株式会社ツインエンジン

世界へ広がる日本アニメの魅力と進化── 魅了し続ける力と新世代スタジオの挑戦
2024年、宮崎駿監督の「君たちはどう生きるか」(英題:The Boy and the Heron)がアカデミー賞長編アニメーション賞を受賞し、日本アニメは再び世界の注目を集めた。この作品はゴールデングローブ賞や英国アカデミー賞(BAFTA)など数々の国際的な映画賞も制し、長年にわたる日本アニメの独自性と芸術性が、改めて世界に評価された瞬間となった。
日本のアニメーションは、いまや単なる一国のカルチャーにとどまらず、国際的な“映像芸術”として位置づけられている。Amazon Prime VideoやNetflixといったグローバルプラットフォームでは、日本のアニメが各国でランキング上位を席巻し、多言語字幕・吹替対応でさらなるファン層を獲得している。
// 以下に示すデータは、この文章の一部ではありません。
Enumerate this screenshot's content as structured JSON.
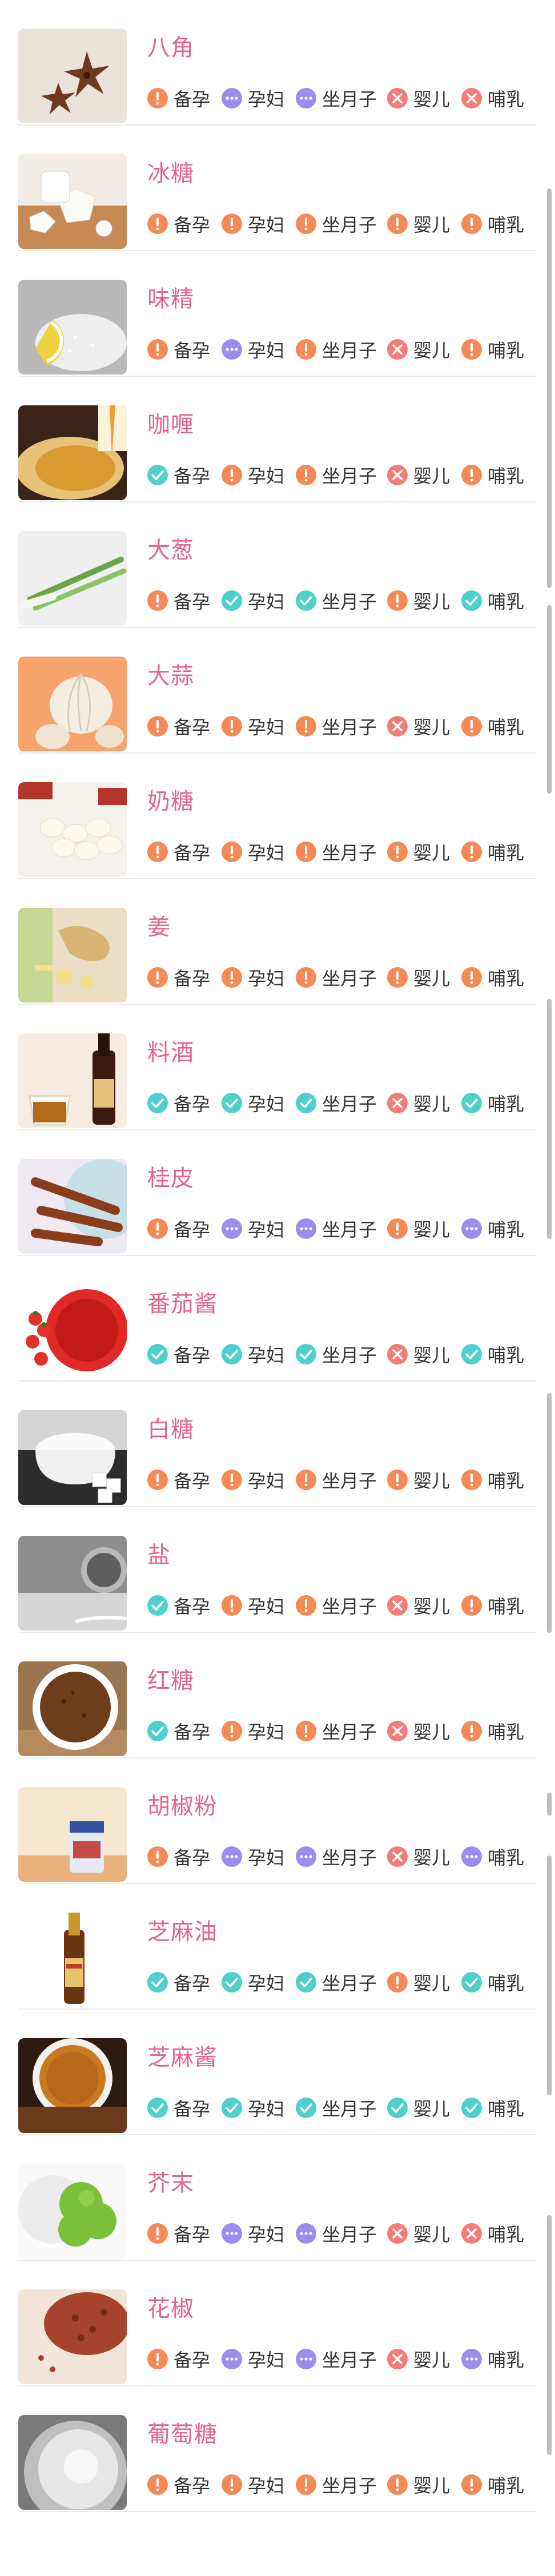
{
  "colors": {
    "caution": "#f58a56",
    "unknown": "#9d8cf0",
    "safe": "#4fd0cd",
    "forbidden": "#f47c78",
    "title": "#e4648f"
  },
  "status_labels": [
    "备孕",
    "孕妇",
    "坐月子",
    "婴儿",
    "哺乳"
  ],
  "items": [
    {
      "name": "八角",
      "statuses": [
        "caution",
        "unknown",
        "unknown",
        "forbidden",
        "forbidden"
      ],
      "thumb": "star-anise"
    },
    {
      "name": "冰糖",
      "statuses": [
        "caution",
        "caution",
        "caution",
        "caution",
        "caution"
      ],
      "thumb": "rock-sugar"
    },
    {
      "name": "味精",
      "statuses": [
        "caution",
        "unknown",
        "caution",
        "forbidden",
        "caution"
      ],
      "thumb": "msg"
    },
    {
      "name": "咖喱",
      "statuses": [
        "safe",
        "caution",
        "caution",
        "forbidden",
        "caution"
      ],
      "thumb": "curry"
    },
    {
      "name": "大葱",
      "statuses": [
        "caution",
        "safe",
        "safe",
        "caution",
        "safe"
      ],
      "thumb": "scallion"
    },
    {
      "name": "大蒜",
      "statuses": [
        "caution",
        "caution",
        "caution",
        "forbidden",
        "caution"
      ],
      "thumb": "garlic"
    },
    {
      "name": "奶糖",
      "statuses": [
        "caution",
        "caution",
        "caution",
        "caution",
        "caution"
      ],
      "thumb": "milk-candy"
    },
    {
      "name": "姜",
      "statuses": [
        "caution",
        "caution",
        "caution",
        "caution",
        "caution"
      ],
      "thumb": "ginger"
    },
    {
      "name": "料酒",
      "statuses": [
        "safe",
        "safe",
        "safe",
        "forbidden",
        "safe"
      ],
      "thumb": "cooking-wine"
    },
    {
      "name": "桂皮",
      "statuses": [
        "caution",
        "unknown",
        "unknown",
        "caution",
        "unknown"
      ],
      "thumb": "cinnamon"
    },
    {
      "name": "番茄酱",
      "statuses": [
        "safe",
        "safe",
        "safe",
        "forbidden",
        "safe"
      ],
      "thumb": "ketchup"
    },
    {
      "name": "白糖",
      "statuses": [
        "caution",
        "caution",
        "caution",
        "caution",
        "caution"
      ],
      "thumb": "white-sugar"
    },
    {
      "name": "盐",
      "statuses": [
        "safe",
        "caution",
        "caution",
        "forbidden",
        "caution"
      ],
      "thumb": "salt"
    },
    {
      "name": "红糖",
      "statuses": [
        "safe",
        "caution",
        "caution",
        "forbidden",
        "caution"
      ],
      "thumb": "brown-sugar"
    },
    {
      "name": "胡椒粉",
      "statuses": [
        "caution",
        "unknown",
        "unknown",
        "forbidden",
        "unknown"
      ],
      "thumb": "pepper-powder"
    },
    {
      "name": "芝麻油",
      "statuses": [
        "safe",
        "safe",
        "safe",
        "caution",
        "safe"
      ],
      "thumb": "sesame-oil"
    },
    {
      "name": "芝麻酱",
      "statuses": [
        "safe",
        "safe",
        "safe",
        "safe",
        "safe"
      ],
      "thumb": "sesame-paste"
    },
    {
      "name": "芥末",
      "statuses": [
        "caution",
        "unknown",
        "unknown",
        "forbidden",
        "forbidden"
      ],
      "thumb": "wasabi"
    },
    {
      "name": "花椒",
      "statuses": [
        "caution",
        "unknown",
        "unknown",
        "forbidden",
        "unknown"
      ],
      "thumb": "sichuan-pepper"
    },
    {
      "name": "葡萄糖",
      "statuses": [
        "caution",
        "caution",
        "caution",
        "caution",
        "caution"
      ],
      "thumb": "glucose"
    }
  ]
}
こうした流れの中で、国内外でのアニメビジネスは多様化・高度化している。テレビや映画といった従来型の流通に加え、ストリーミングサービス、グッズ販売、イベント展開、さらにはAIによる制作支援やNFTによる知財活用といった新領域にも踏み出している。
とりわけ注目されているのが、次世代の日本アニメを牽引する新興スタジオやスタートアップの存在だ。スタジオジブリや東映アニメーションといった老舗とは異なるアプローチで、斬新なビジュアルとストーリーテリングを武器に、世界市場を視野に入れた作品づくりに挑んでいる。
本記事では、そうした「世界的人気を誇るアニメーションを生み出している」注目のスタートアップを6社ピックアップし、その特徴と取り組みを紹介する。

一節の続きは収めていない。